Welcome to the final installment of these posts rounding up some more “basic” nutrition around macro and micronutrients. To reiterate from previous posts (which can be found here: Nutrition Basics: Part 1: Macronutrients, Nutrition Basics: Part 2: Water Soluble Vitamins and Nutrition Basics Part 3: Fat Soluble Vitamins), focusing on taking in enough nutrition (calories in general) needs to be the number one priority. Then we can take a more fine tuned look at someone’s intake of macronutrients to ensure meals are balanced, filling, and satisfying. The final piece would then be to see where the micronutrients are coming from. All too often diet culture and disordered eating sort of flips these priorities upside down under the guide of a focus on “nutrition”, and vitamins/minerals without ensuring adequate intake of macronutrients and energy in general! Through the lens of gentle nutrition and Intuitive Eating, though you are able to honor your body and your hunger and use your nutrition ally voice to make choices that are enjoyable and satiating to you.
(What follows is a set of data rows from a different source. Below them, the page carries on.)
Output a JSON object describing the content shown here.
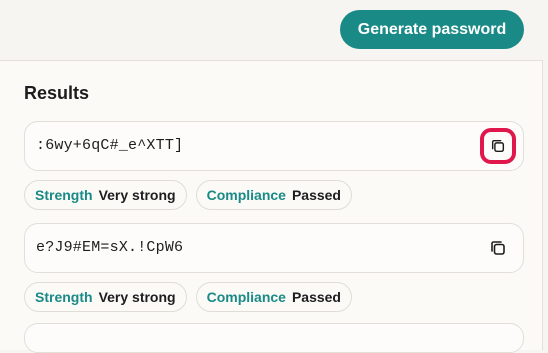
{
  "colors": {
    "accent": "#1a8a86",
    "focus_ring": "#e0174a"
  },
  "header": {
    "generate_label": "Generate password"
  },
  "results": {
    "title": "Results",
    "items": [
      {
        "password": ":6wy+6qC#_e^XTT]",
        "copy_icon": "copy-icon",
        "strength_label": "Strength",
        "strength_value": "Very strong",
        "compliance_label": "Compliance",
        "compliance_value": "Passed",
        "copy_focused": true
      },
      {
        "password": "e?J9#EM=sX.!CpW6",
        "copy_icon": "copy-icon",
        "strength_label": "Strength",
        "strength_value": "Very strong",
        "compliance_label": "Compliance",
        "compliance_value": "Passed",
        "copy_focused": false
      }
    ]
  }
}
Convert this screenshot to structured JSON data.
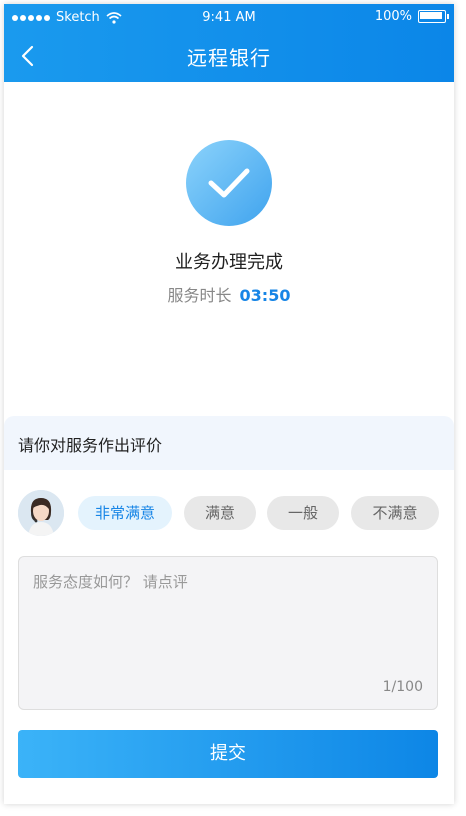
{
  "status_bar": {
    "carrier": "Sketch",
    "time": "9:41 AM",
    "battery": "100%"
  },
  "nav": {
    "title": "远程银行",
    "back_icon": "chevron-left-icon"
  },
  "result": {
    "title": "业务办理完成",
    "duration_label": "服务时长",
    "duration_value": "03:50",
    "icon": "check-icon"
  },
  "rating": {
    "prompt": "请你对服务作出评价",
    "options": [
      "非常满意",
      "满意",
      "一般",
      "不满意"
    ],
    "selected_index": 0
  },
  "comment": {
    "placeholder": "服务态度如何？ 请点评",
    "counter": "1/100"
  },
  "submit_label": "提交",
  "colors": {
    "primary": "#1785e6",
    "header": "#1a9aee",
    "chip_selected_bg": "#e4f3fd"
  }
}
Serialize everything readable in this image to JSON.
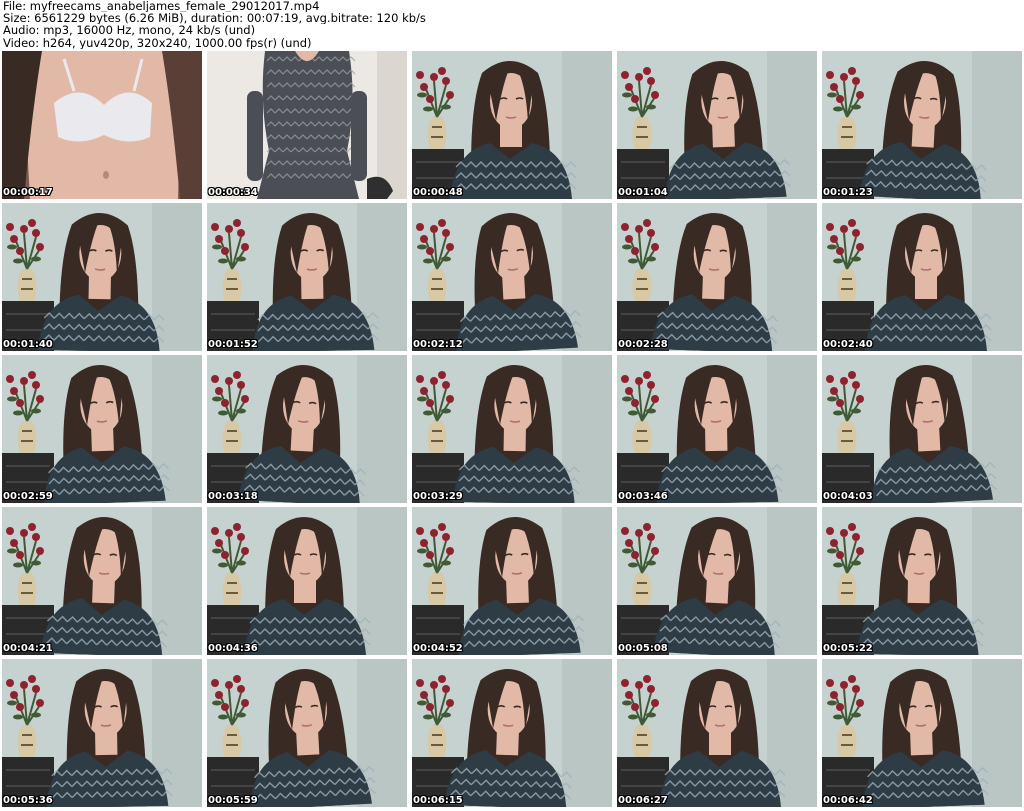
{
  "header": {
    "file_line": "File: myfreecams_anabeljames_female_29012017.mp4",
    "size_line": "Size: 6561229 bytes (6.26 MiB), duration: 00:07:19, avg.bitrate: 120 kb/s",
    "audio_line": "Audio: mp3, 16000 Hz, mono, 24 kb/s (und)",
    "video_line": "Video: h264, yuv420p, 320x240, 1000.00 fps(r) (und)"
  },
  "thumbnails": [
    {
      "time": "00:00:17",
      "scene": "closeup"
    },
    {
      "time": "00:00:34",
      "scene": "standing"
    },
    {
      "time": "00:00:48",
      "scene": "seated"
    },
    {
      "time": "00:01:04",
      "scene": "seated"
    },
    {
      "time": "00:01:23",
      "scene": "seated"
    },
    {
      "time": "00:01:40",
      "scene": "seated"
    },
    {
      "time": "00:01:52",
      "scene": "seated"
    },
    {
      "time": "00:02:12",
      "scene": "seated"
    },
    {
      "time": "00:02:28",
      "scene": "seated"
    },
    {
      "time": "00:02:40",
      "scene": "seated"
    },
    {
      "time": "00:02:59",
      "scene": "seated"
    },
    {
      "time": "00:03:18",
      "scene": "seated"
    },
    {
      "time": "00:03:29",
      "scene": "seated"
    },
    {
      "time": "00:03:46",
      "scene": "seated"
    },
    {
      "time": "00:04:03",
      "scene": "seated"
    },
    {
      "time": "00:04:21",
      "scene": "seated"
    },
    {
      "time": "00:04:36",
      "scene": "seated"
    },
    {
      "time": "00:04:52",
      "scene": "seated"
    },
    {
      "time": "00:05:08",
      "scene": "seated"
    },
    {
      "time": "00:05:22",
      "scene": "seated"
    },
    {
      "time": "00:05:36",
      "scene": "seated"
    },
    {
      "time": "00:05:59",
      "scene": "seated"
    },
    {
      "time": "00:06:15",
      "scene": "seated"
    },
    {
      "time": "00:06:27",
      "scene": "seated"
    },
    {
      "time": "00:06:42",
      "scene": "seated"
    }
  ],
  "colors": {
    "wall": "#c6d2cf",
    "hair": "#3a2a24",
    "skin": "#e2b9a6",
    "sweater": "#2e3c46",
    "sweater_pattern": "#9fb0bb",
    "vase": "#d8c9a6",
    "flowers": "#8e2330",
    "leaves": "#3f5a34",
    "dresser": "#2a2a2a",
    "bra": "#e9e9ee",
    "dress": "#4b4f55",
    "timestamp_text": "#ffffff"
  }
}
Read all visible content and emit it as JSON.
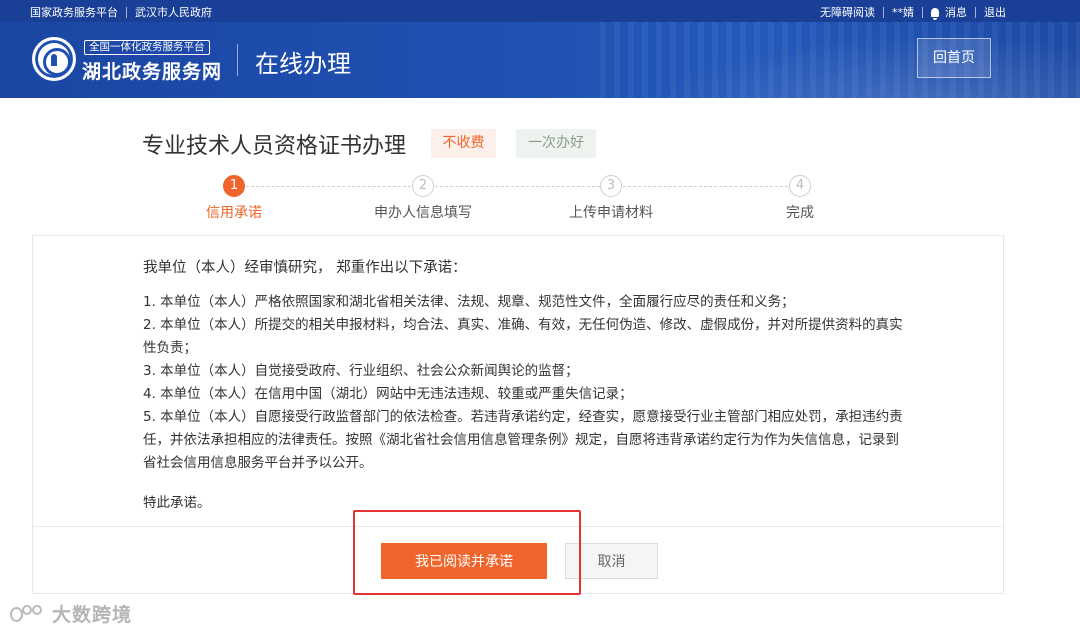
{
  "topbar": {
    "left_links": [
      "国家政务服务平台",
      "武汉市人民政府"
    ],
    "accessibility": "无障碍阅读",
    "user": "**婧",
    "messages": "消息",
    "logout": "退出"
  },
  "header": {
    "logo_subtitle": "全国一体化政务服务平台",
    "logo_title": "湖北政务服务网",
    "page_title": "在线办理",
    "home_button": "回首页"
  },
  "service": {
    "title": "专业技术人员资格证书办理",
    "tag_fee": "不收费",
    "tag_once": "一次办好"
  },
  "steps": [
    {
      "number": "1",
      "label": "信用承诺",
      "active": true
    },
    {
      "number": "2",
      "label": "申办人信息填写",
      "active": false
    },
    {
      "number": "3",
      "label": "上传申请材料",
      "active": false
    },
    {
      "number": "4",
      "label": "完成",
      "active": false
    }
  ],
  "commitment": {
    "lead": "我单位（本人）经审慎研究， 郑重作出以下承诺：",
    "items": [
      "1. 本单位（本人）严格依照国家和湖北省相关法律、法规、规章、规范性文件，全面履行应尽的责任和义务；",
      "2. 本单位（本人）所提交的相关申报材料，均合法、真实、准确、有效，无任何伪造、修改、虚假成份，并对所提供资料的真实性负责；",
      "3. 本单位（本人）自觉接受政府、行业组织、社会公众新闻舆论的监督；",
      "4. 本单位（本人）在信用中国（湖北）网站中无违法违规、较重或严重失信记录；",
      "5. 本单位（本人）自愿接受行政监督部门的依法检查。若违背承诺约定，经查实，愿意接受行业主管部门相应处罚，承担违约责任，并依法承担相应的法律责任。按照《湖北省社会信用信息管理条例》规定，自愿将违背承诺约定行为作为失信信息，记录到省社会信用信息服务平台并予以公开。"
    ],
    "closing": "特此承诺。"
  },
  "actions": {
    "agree": "我已阅读并承诺",
    "cancel": "取消"
  },
  "watermark": "大数跨境",
  "colors": {
    "accent": "#f0652b",
    "header_blue": "#1f4fb0",
    "highlight_red": "#e23232"
  }
}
I really like this advice from Harvard Health website: “So how can you make sure you fulfill your micronutrient needs? It can be confusing (and unrealistic) to break down your daily meals into quantities of macronutrients and micronutrients… Instead of routinely buying the same foods and rotating through a stable of dishes, focus on "eating a rainbow": add more colorful foods in red, green, orange, and yellow to almost every daily meal.” (Source: The larger role of micronutrients).


So let’s talk about macro and microminerals. Macrominerals or major minerals are things such as phosphorus, magnesium, sodium, calcium, and potassium. These microminerals play a vital role in various bodily functions including maintaining and formation of bones, teeth, and muscle strength as well as contraction; blood pressure maintenance; immune function; energy production; and overall electrolyte and fluid balance in the body.


Food sources of major minerals:

  • Milk and milk products

  • Soy sauce

  • Table salt

  • Fruits and vegetables (especially green leafy vegetables)

  • Whole grains

  • Legumes

  • Eggs

  • Seafood (especially salmon and sardines)


Microminerals or trace minerals include iron, copper, zinc, selenium, and manganese. Just like with macro and micronutrients, the word micro indicates that the body needs trace amounts of these minerals. Roles of the trace minerals include: carrying oxygen throughout the body; components of many enzymes; regulating growth development and metabolism; and roles as an antioxidant to defend against free radicals.


Food sources of trace minerals:

  • Meat

  • Shellfish and seafood

  • Eggs and egg yolks

  • Grains

  • Legumes

  • Fortified breads and cereals

So that is it, folks! Remember as above - do not get too bogged down the minutiae of each individual nutrient; in general, a balanced diet will provide the average person with an adequate intake of all of these essential nutrients. Food is so much more than the sum of its parts. Nutrition is certainly important, but so is food accessibility, our relationship to food, and finding pleasure and satisfaction with our eating experiences.